Looking for some opinions and ideas on these two areas for a three day jaunt from New YOrk area around Sept 17 or so... SBH not in the picture for this year .. any recommendations for lake view lodging .. we like to hike (day trips only)...first of all trying to determine which would be better for us, as I said hiking, and enjoying nice views and meals..thank you

----------


## MIke R

they are both gorgeous popular areas..I live in one and visit one regularly..so what do you want to know???..White Mts encompasses a very large area..you ll have to narrow down a town/area for me to comment

----------


## Maureenm

thanks Mike.. I don't know anything about either area.. we are looking for a romantic spot, with beautiful views, maybe some lake activity, hiking... a charming town, etc.. we are open..we live in westchester county and looking for something that is not more than four hours or so away.. we love acadia national park, northeast harbour  but it it too long a drive ... maybe North Conway, Mt Washington area.. we have never been to either area and are looking forward to experiencing something different than our usual haunts..

----------


## MIke R

well look where I live...

www.waterville.com

its pretty nice.....for all the  things you want...

look at this

http://sugarhillinn.com/

our go to "gotta get away for a night" place and the food there is outstanding....

look at this on Lake Winn

http://www.booking.com/hotel/us/chur...Fcad4AodDCgAdw





look at this...in North Conway

http://www.the1785inn.com/

another one of our "gotta get away for a night" places and it also has an outstanding restaurant

and on Squam Lake ( where On Golden Pond was filmed)...look at this

http://www.manorongoldenpond.com/

----------


## MIke R

cant help you much with Lake Placid as we stay at a friends house (she works with the Olympic bobsledders and Luge trainers)...but its a great town with much to offer

----------


## KevinS

For the Big Lake in NH, Winnipesaukee, check out the Inns At Mills Falls in Meredith.  Our favourite is Church Landing.  http://millfalls.com/  Pricey, but for the few times that we stay there, worth it.  We usually stay with friends on a different part of the lake.

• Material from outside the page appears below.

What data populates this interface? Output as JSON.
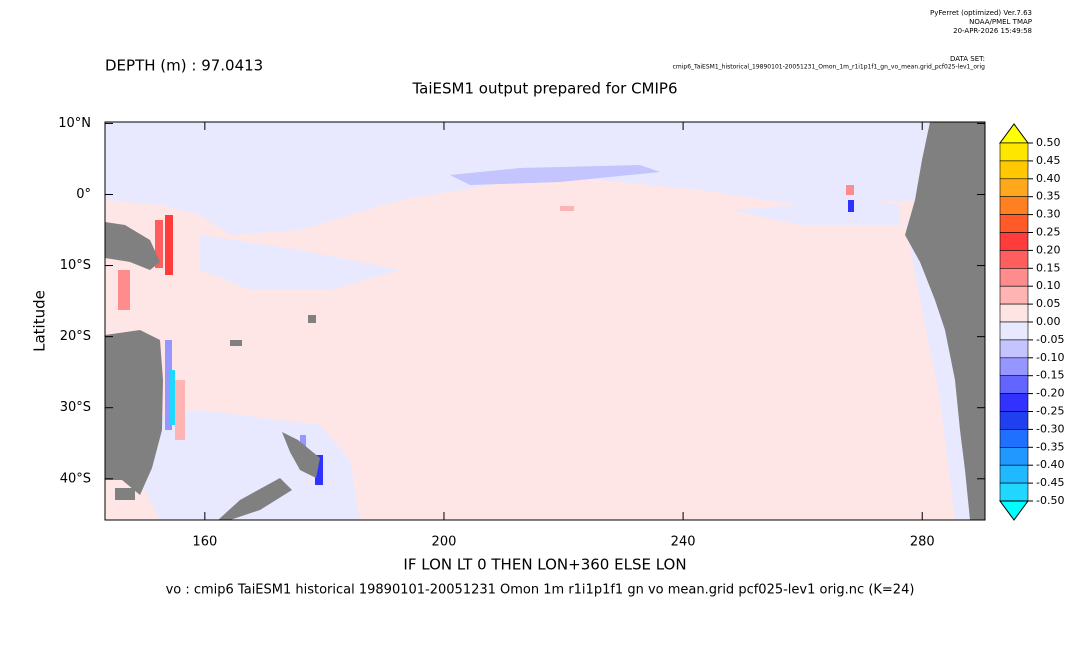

if you have a fun-to-drive rental car then the Kancamagus Highway is a fun drive.  Even with a boring rental car it's a scenic drive.  I like it in the early morning, before the cops have had their coffee.

----------


## MIke R

I put that Inn in my post

----------


## KevinS

Yeah, but I actually stay there.  You and family meet me there for dinner, Rhum Vanille, and firework viewing off of my balcony, LOL.

----------


## MIke R

good point....LOL

----------


## Maureenm

Thank you so much Mike and Kevin. I was thinking of the Inns at Mills Falls area. I will check all of this out. I know u have to make res soon as sept is popular.

----------


## MIke R

foliage starts in the far north around then....gets to us about a week after..peaks for us around Columbus Day..so you re no where near the really insane busy times

----------